Is the so-called credibility(likelihood), probability of data provided that the model parameters are fixed; this is usually easy to find, in fact, the design of the model usually consists in setting the likelihood function. A
is a prior probability, it is a mathematical formalization of our intuition about an object, a formalization of what we knew before, even before any experiments.Here, probably, there is no time and no place to delve into this, but the merit of Rev. Thomas Bayes was, of course, not to rewrite the definition of conditional probability in two lines (there were no such definitions then), but to put forward and develop this view of the very concept of probability. Today, the “Bayesian approach” refers to the consideration of probabilities from the perspective of “degrees of confidence” rather than the freakventist (from the word frequency, not freak!) “Share of successful experiments while tending to the infinity of the total number of experiments”. In particular, this allows us to talk about the probabilities of one-time events - after all, there really is no “number of experiments tending to infinity” for events like “Russia will become the world football champion in 2018” or, closer to our topic, “Vasya will like the movie“ Tractor drivers ""; it’s more like a dinosaur: either like it or not. But mathematics, of course, is the same everywhere, the Kolmogorov axioms of probability do not care what they think about them.

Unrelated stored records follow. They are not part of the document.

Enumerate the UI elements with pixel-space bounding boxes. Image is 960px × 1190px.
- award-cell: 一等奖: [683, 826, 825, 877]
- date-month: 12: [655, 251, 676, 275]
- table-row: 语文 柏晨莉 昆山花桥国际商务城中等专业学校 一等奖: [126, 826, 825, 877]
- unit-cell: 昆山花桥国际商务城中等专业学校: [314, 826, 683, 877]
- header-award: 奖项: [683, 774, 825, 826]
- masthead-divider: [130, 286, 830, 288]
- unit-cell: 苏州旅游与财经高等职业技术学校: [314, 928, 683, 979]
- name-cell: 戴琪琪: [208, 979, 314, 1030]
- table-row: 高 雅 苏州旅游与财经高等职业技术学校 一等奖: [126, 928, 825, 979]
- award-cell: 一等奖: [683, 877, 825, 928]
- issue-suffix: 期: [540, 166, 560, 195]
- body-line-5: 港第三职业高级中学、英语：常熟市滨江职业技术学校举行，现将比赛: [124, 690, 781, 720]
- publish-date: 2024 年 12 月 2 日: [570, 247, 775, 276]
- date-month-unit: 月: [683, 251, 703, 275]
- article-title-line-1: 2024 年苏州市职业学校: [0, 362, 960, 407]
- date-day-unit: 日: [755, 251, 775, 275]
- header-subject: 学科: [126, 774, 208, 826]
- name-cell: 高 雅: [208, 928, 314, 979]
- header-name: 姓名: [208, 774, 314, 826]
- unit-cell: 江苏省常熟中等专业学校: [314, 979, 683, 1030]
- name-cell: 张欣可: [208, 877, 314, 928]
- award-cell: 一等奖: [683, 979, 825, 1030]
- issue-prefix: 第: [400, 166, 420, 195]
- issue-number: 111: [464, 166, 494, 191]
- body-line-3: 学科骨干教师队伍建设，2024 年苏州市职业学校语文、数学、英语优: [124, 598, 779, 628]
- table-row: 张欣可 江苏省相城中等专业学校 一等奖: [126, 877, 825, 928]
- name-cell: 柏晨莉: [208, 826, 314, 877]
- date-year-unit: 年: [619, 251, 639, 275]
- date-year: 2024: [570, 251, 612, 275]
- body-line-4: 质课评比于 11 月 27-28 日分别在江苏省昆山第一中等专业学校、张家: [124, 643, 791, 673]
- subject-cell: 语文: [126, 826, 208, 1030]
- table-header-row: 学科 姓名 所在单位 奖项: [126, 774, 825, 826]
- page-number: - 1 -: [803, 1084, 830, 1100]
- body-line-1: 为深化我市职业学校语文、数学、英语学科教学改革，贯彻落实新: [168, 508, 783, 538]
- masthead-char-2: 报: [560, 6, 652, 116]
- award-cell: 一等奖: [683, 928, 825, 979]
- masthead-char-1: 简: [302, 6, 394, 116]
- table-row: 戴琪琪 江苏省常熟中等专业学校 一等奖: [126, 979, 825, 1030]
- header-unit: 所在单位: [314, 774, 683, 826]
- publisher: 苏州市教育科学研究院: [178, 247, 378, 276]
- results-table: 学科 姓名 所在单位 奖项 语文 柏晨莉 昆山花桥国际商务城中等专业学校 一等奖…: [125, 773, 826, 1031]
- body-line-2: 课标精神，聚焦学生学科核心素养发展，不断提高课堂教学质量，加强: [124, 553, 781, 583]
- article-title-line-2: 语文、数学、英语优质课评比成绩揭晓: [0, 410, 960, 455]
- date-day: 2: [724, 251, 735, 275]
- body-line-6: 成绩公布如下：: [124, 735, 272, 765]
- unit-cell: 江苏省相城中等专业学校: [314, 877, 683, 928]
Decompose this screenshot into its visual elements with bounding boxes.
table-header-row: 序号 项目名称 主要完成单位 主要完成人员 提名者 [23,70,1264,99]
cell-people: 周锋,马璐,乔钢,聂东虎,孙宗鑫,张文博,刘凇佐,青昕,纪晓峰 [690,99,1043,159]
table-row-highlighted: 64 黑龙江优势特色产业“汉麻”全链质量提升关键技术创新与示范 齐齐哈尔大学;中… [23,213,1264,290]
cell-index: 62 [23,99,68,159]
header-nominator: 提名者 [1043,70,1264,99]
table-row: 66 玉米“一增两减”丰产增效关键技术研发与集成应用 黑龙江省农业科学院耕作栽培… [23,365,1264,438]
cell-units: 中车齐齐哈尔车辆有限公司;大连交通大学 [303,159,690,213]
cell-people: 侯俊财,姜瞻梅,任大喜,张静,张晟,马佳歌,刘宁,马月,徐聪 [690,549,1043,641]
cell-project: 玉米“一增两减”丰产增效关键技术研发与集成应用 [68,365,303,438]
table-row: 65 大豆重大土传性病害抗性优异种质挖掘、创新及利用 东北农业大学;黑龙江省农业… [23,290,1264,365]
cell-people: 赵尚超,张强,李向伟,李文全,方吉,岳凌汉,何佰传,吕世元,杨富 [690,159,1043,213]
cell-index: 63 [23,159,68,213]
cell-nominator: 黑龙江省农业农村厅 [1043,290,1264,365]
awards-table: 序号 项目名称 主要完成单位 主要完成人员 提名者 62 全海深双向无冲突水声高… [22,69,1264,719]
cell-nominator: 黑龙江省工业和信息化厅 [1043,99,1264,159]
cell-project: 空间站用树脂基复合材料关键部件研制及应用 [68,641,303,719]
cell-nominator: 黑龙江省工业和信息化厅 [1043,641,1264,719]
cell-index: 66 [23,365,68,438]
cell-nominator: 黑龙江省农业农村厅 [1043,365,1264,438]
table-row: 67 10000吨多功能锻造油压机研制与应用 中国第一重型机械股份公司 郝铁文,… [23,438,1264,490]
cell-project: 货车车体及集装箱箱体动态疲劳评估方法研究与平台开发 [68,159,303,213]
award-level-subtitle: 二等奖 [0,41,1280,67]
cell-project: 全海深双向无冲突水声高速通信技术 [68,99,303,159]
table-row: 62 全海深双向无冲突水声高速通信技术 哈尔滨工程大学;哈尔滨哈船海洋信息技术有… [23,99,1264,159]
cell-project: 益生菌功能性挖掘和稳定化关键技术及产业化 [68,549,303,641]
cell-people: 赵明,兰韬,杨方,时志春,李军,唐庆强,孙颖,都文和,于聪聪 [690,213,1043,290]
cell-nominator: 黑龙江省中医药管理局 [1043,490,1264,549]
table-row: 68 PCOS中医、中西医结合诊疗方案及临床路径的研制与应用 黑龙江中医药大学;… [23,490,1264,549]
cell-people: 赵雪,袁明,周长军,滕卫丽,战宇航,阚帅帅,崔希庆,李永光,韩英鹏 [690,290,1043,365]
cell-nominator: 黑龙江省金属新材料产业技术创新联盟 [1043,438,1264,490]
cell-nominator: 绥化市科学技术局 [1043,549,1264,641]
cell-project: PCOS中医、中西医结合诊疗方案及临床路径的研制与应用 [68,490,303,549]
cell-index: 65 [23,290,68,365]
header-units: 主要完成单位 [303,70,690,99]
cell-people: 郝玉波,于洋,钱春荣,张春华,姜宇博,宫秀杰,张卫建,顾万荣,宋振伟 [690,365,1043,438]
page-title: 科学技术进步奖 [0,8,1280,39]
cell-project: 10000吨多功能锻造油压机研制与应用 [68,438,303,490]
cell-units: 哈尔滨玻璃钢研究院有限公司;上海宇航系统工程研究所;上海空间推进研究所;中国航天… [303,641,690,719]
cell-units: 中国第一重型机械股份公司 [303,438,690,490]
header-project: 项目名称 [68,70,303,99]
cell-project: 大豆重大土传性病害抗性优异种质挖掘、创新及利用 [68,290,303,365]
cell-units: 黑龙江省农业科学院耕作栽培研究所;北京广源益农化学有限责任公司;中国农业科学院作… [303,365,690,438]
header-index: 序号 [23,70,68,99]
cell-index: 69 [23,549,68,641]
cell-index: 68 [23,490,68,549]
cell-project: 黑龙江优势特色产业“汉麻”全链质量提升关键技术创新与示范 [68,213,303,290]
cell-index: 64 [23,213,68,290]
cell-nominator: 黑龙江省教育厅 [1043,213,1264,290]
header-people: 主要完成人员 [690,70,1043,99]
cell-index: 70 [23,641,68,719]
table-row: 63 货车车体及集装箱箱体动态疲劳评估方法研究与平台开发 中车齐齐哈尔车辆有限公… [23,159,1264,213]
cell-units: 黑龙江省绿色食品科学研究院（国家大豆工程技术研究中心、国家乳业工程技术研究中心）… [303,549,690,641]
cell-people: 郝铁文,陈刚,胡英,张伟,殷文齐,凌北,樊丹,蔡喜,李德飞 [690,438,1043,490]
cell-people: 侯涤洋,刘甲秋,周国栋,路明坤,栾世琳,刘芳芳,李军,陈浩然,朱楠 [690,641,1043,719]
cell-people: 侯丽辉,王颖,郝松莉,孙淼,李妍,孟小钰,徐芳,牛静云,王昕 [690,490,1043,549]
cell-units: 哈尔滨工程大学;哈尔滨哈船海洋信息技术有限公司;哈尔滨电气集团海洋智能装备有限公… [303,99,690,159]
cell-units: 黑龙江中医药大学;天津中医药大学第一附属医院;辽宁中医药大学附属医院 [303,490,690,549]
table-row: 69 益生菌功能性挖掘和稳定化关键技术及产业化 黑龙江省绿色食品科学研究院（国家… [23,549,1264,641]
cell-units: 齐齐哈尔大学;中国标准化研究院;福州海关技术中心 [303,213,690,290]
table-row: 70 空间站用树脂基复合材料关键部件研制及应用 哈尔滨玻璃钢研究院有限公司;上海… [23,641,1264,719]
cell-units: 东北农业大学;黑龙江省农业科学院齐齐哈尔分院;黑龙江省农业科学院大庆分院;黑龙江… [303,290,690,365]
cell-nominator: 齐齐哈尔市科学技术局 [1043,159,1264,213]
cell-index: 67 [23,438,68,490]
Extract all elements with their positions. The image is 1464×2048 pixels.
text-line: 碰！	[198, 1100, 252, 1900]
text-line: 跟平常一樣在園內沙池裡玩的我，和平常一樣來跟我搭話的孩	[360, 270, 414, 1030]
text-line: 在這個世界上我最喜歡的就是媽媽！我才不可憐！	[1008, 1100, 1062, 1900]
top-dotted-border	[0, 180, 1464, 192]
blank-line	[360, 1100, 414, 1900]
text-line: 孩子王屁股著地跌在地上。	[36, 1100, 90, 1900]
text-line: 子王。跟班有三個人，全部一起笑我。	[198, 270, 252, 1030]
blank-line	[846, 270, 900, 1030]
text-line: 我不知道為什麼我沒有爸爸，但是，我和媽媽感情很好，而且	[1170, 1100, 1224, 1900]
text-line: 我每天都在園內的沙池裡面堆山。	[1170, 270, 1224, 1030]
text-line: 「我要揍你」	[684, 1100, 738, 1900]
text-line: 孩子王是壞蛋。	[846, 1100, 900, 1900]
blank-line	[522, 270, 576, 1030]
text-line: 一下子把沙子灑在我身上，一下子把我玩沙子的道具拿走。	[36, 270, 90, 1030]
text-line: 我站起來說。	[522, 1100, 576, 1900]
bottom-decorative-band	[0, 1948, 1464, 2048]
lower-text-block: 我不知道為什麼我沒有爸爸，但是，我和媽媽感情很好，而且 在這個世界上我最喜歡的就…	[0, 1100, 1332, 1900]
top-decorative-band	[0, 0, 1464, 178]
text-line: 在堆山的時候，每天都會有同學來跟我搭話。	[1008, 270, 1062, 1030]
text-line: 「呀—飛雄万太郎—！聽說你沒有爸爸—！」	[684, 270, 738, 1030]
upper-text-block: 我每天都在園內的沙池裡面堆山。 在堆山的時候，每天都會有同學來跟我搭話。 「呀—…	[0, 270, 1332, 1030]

To consolidate the past - a simple example. Consider the task of categorizing texts: for example, suppose we are trying to sort a news flow by topic based on an existing database of topics: sports, economics, culture ... We will use the so-called bag-of-words model: represent a document (multi) in a multitude words that it contains. As a result, each test case x takes values from the set of categories V and is described by attributes
. We need to find the most probable value of this attribute, i.e. 
By Theorem Bayesian

Rate
is easy: we simply evaluate the frequency of its occurrence. But
you won’t be able to evaluate different ones - there are too many of them,
- This is the probability of the accuracy of such a set of words in messages on various topics. Obviously, there is no place to take such statistics from. To cope with this, the naive Bayes classifier (sometimes called idiot's Bayes) assumes the conditional independence of the attributes provided that the objective function has the given value:

Now it’s
much easier to train individual ones : it’s enough to calculate the statistics of the occurrence of words in categories (there is one more detail , which leads to two different variants of naive bayes, but we will not go into details now).Note that the naive Bayes classifier makes a damn strong assumption: in the classification of texts, we assume that different words in the text on the same topic appear independently of each other. This, of course, is complete nonsense - but, nevertheless, the results are quite decent. In fact, the naive Bayes classifier is much better than it seems. His estimates of probabilities are optimal, of course, only in the case of true independence; but the classifier itself is optimal in a much wider class of problems, and here's why. Firstly, the attributes are, of course, dependent, but their dependence is the same for different classes and is “mutually reduced” when assessing probabilities. The grammatical and semantic dependencies between the words are the same in the text about football, and in the text about Bayesian training. Secondly,
and
, naive bayes will give out
and
, but the classification will be more often correct). In the next series, we will complicate this example and consider the LDA model, which is able to highlight topics in the document body without any set of marked documents, moreover, so that one document can contain several topics, and also apply it to the recommendation task.